O intrincado Caso Coulomb e o contestado Relatório Hodgson não decidiram sobre a falsidade ou não dos fenômenos extraordinários que cercavam Helena P. Blavatsky, portanto o leitor poderá perguntar qual o motivo então de tratá-los aqui se eles não solucionam a questão. A resposta é que o assunto merece tratamento aqui, uma vez que é pouco conhecido dos leitores da língua portuguesa, devido às escassas traduções sobre o caso e, ademais, pelo curioso fato de que, mesmo assim, ele é importante como exemplo histórico de como os grupos religiosos são capazes de sobreviver, e de até crescer, graças às circunstâncias de dúvida e das situações de indefinição. Com certa frequência, alguns dos fatores que mais contribuíram para a longa sobrevivência das religiões, durante os tantos séculos da sua existência, foram a dúvida, o mistério e a incerteza, uma vez que, nestas situações, é maior, e sempre foi, o número de indivíduos que preferem acreditar do que desconfiar. Em outras palavras, existem muitos que acreditam mais no que ouvem dos outros, do que aquilo que podem testemunhar com os seus próprios olhos e analisar com seu raciocínio, de modo que, em muitos indivíduos, a predisposição para a credulidade é mais forte do que a predisposição para a desconfiança, e este traço humano ajudou na propagação e no crescimento das religiões. Se o contrário tivesse sido o predominante, as religiões sempre teriam sido instituições com poucos seguidores.

Outro motivo é a importância de mostrar os fatos e os problemas que acontecem com os grupos religiosos, os quais são ocultados pela pregação dos seus adeptos e pela apologia dos seus admiradores. A história das religiões não é só um ‘mar de rosas’, tal como encontramos nos relatos dos seus simpatizantes, de modo que Helena P. Blavatsky, uma das fundadoras da Sociedade Teósofica, enfrentou muitas controvérsias e muitas acusações de fraudes, sendo o Caso Coulomb o primeiro de grandes proporções. Enfim, apesar da indefinição, o Caso é interessante para mostrar a quantidade de sujeira que sobe à superfície quando duas partes culpadas se confrontam, através de uma artilharia de acusações mútuas.

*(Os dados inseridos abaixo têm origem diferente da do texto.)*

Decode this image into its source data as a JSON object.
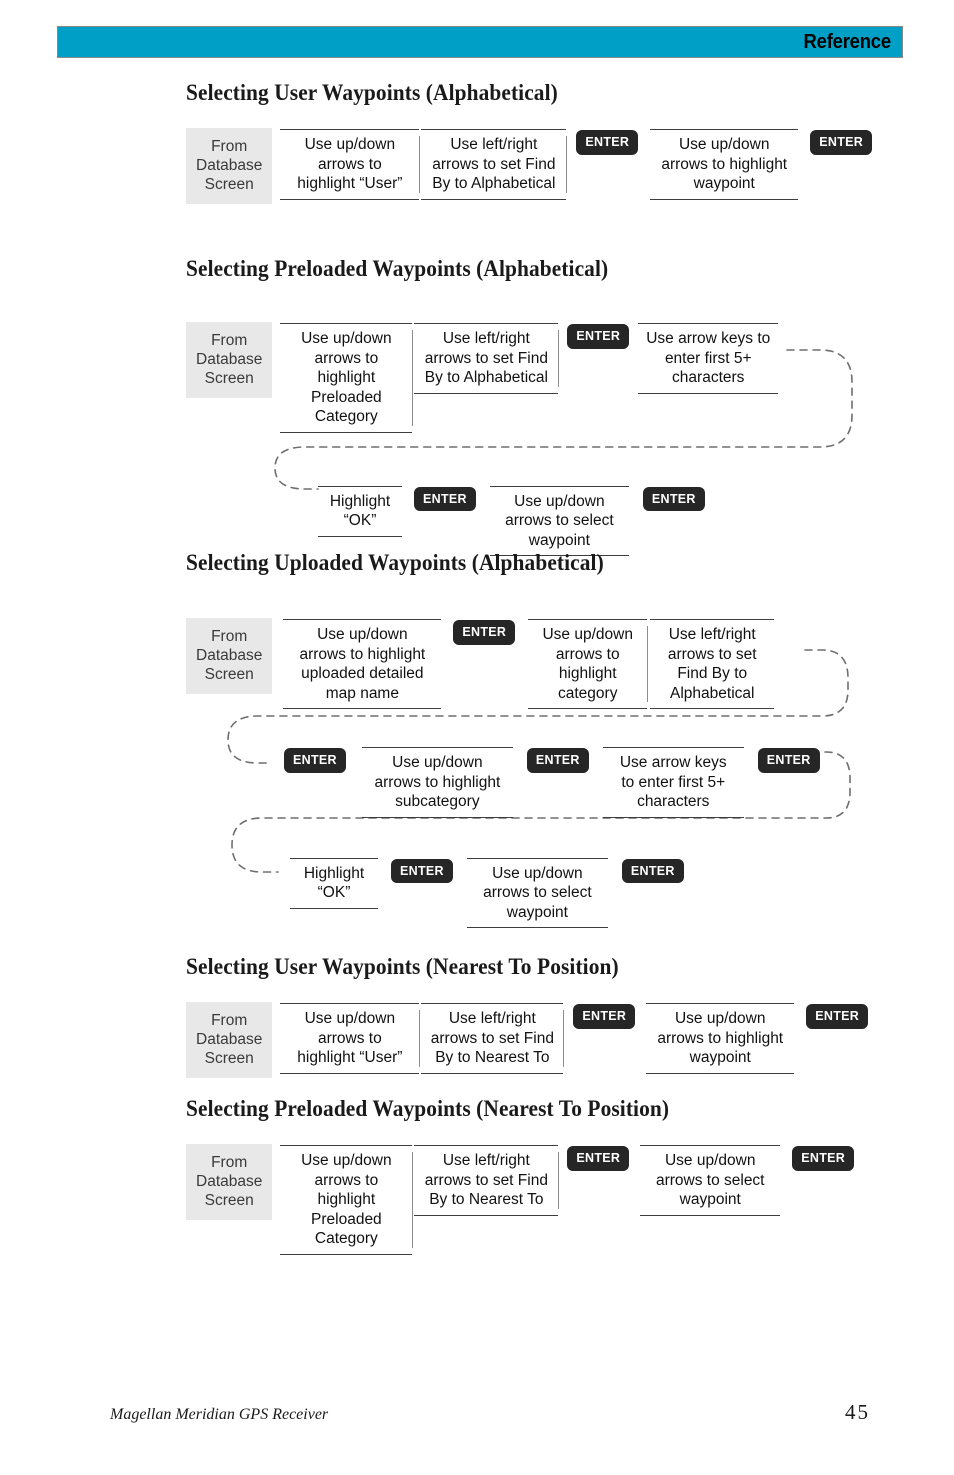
{
  "header": {
    "title": "Reference",
    "bar_color": "#00a0c6"
  },
  "start_box_label": "From\nDatabase\nScreen",
  "start_box": {
    "line1": "From",
    "line2": "Database",
    "line3": "Screen"
  },
  "enter_label": "ENTER",
  "sections": [
    {
      "title": "Selecting User Waypoints (Alphabetical)",
      "rows": [
        {
          "steps": [
            "Use up/down arrows to highlight “User”",
            "Use left/right arrows to set Find By to Alphabetical",
            "ENTER",
            "Use up/down arrows to highlight waypoint",
            "ENTER"
          ]
        }
      ]
    },
    {
      "title": "Selecting Preloaded Waypoints (Alphabetical)",
      "rows": [
        {
          "steps": [
            "Use up/down arrows to highlight Preloaded Category",
            "Use left/right arrows to set Find By to Alphabetical",
            "ENTER",
            "Use arrow keys to enter first 5+ characters"
          ]
        },
        {
          "steps": [
            "Highlight “OK”",
            "ENTER",
            "Use up/down arrows to select waypoint",
            "ENTER"
          ]
        }
      ]
    },
    {
      "title": "Selecting Uploaded Waypoints (Alphabetical)",
      "rows": [
        {
          "steps": [
            "Use up/down arrows to highlight uploaded detailed map name",
            "ENTER",
            "Use up/down arrows to highlight category",
            "Use left/right arrows to set Find By to Alphabetical"
          ]
        },
        {
          "steps": [
            "ENTER",
            "Use up/down arrows to highlight subcategory",
            "ENTER",
            "Use arrow keys to enter first 5+ characters",
            "ENTER"
          ]
        },
        {
          "steps": [
            "Highlight “OK”",
            "ENTER",
            "Use up/down arrows to select waypoint",
            "ENTER"
          ]
        }
      ]
    },
    {
      "title": "Selecting User Waypoints (Nearest To Position)",
      "rows": [
        {
          "steps": [
            "Use up/down arrows to highlight “User”",
            "Use left/right arrows to set Find By to Nearest To",
            "ENTER",
            "Use up/down arrows to highlight waypoint",
            "ENTER"
          ]
        }
      ]
    },
    {
      "title": "Selecting Preloaded Waypoints (Nearest To Position)",
      "rows": [
        {
          "steps": [
            "Use up/down arrows to highlight Preloaded Category",
            "Use left/right arrows to set Find By to Nearest To",
            "ENTER",
            "Use up/down arrows to select waypoint",
            "ENTER"
          ]
        }
      ]
    }
  ],
  "s1": {
    "title": "Selecting User Waypoints (Alphabetical)",
    "step1": "Use up/down\narrows to\nhighlight “User”",
    "step1a": "Use up/down",
    "step1b": "arrows to",
    "step1c": "highlight “User”",
    "step2a": "Use left/right",
    "step2b": "arrows to set Find",
    "step2c": "By to Alphabetical",
    "step4a": "Use up/down",
    "step4b": "arrows to highlight",
    "step4c": "waypoint"
  },
  "s2": {
    "title": "Selecting Preloaded Waypoints (Alphabetical)",
    "step1a": "Use up/down",
    "step1b": "arrows to",
    "step1c": "highlight",
    "step1d": "Preloaded",
    "step1e": "Category",
    "step2a": "Use left/right",
    "step2b": "arrows to set Find",
    "step2c": "By to Alphabetical",
    "step4a": "Use arrow keys to",
    "step4b": "enter first 5+",
    "step4c": "characters",
    "step5a": "Highlight",
    "step5b": "“OK”",
    "step7a": "Use up/down",
    "step7b": "arrows to select",
    "step7c": "waypoint"
  },
  "s3": {
    "title": "Selecting Uploaded Waypoints (Alphabetical)",
    "step1a": "Use up/down",
    "step1b": "arrows to highlight",
    "step1c": "uploaded detailed",
    "step1d": "map name",
    "step3a": "Use up/down",
    "step3b": "arrows to",
    "step3c": "highlight",
    "step3d": "category",
    "step4a": "Use left/right",
    "step4b": "arrows to set",
    "step4c": "Find By to",
    "step4d": "Alphabetical",
    "step6a": "Use up/down",
    "step6b": "arrows to highlight",
    "step6c": "subcategory",
    "step8a": "Use arrow keys",
    "step8b": "to enter first 5+",
    "step8c": "characters",
    "step10a": "Highlight",
    "step10b": "“OK”",
    "step12a": "Use up/down",
    "step12b": "arrows to select",
    "step12c": "waypoint"
  },
  "s4": {
    "title": "Selecting User Waypoints (Nearest To Position)",
    "step1a": "Use up/down",
    "step1b": "arrows to",
    "step1c": "highlight “User”",
    "step2a": "Use left/right",
    "step2b": "arrows to set Find",
    "step2c": "By to Nearest To",
    "step4a": "Use up/down",
    "step4b": "arrows to highlight",
    "step4c": "waypoint"
  },
  "s5": {
    "title": "Selecting Preloaded Waypoints (Nearest To Position)",
    "step1a": "Use up/down",
    "step1b": "arrows to",
    "step1c": "highlight",
    "step1d": "Preloaded",
    "step1e": "Category",
    "step2a": "Use left/right",
    "step2b": "arrows to set Find",
    "step2c": "By to Nearest To",
    "step4a": "Use up/down",
    "step4b": "arrows to select",
    "step4c": "waypoint"
  },
  "footer": {
    "left": "Magellan Meridian GPS Receiver",
    "page": "45"
  }
}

Helena Petrovna Blavatsky (1831-1891)

            Ela é reconhecida por quase todos os esoteristas como “a mãe do esoterismo moderno”, uma das fundadores e figura central da Sociedade Teosófica, sendo talvez a mais importante personagem na revitalização do ocultismo no século XIX. Helena P. Blavatsky nasceu em Ekaterinoslav (atual Dnipropetrovsk) na Ucrânia. Sua mãe, Helena Andreyevna, foi uma conhecida novelista que morreu ainda jovem. Sua herança familiar combinava origens russa, francesa e alemã, sua avó materna, a princesa Helena Pavlovna Dolgorukov, era descendente de uma das mais antigas famílias da Rússia. Sua infância foi marcada por numerosos fenômenos anormais, os quais são denominados de psíquicos pelos espíritas e pelos esoteristas. Desde cedo ela se interessou pelo ocultismo, enfiando-se na biblioteca de livros ocultos do príncipe Pavel Dolgorukov, seu bisavô materno, que tinha sido iniciado na Maçonaria Rosacruz.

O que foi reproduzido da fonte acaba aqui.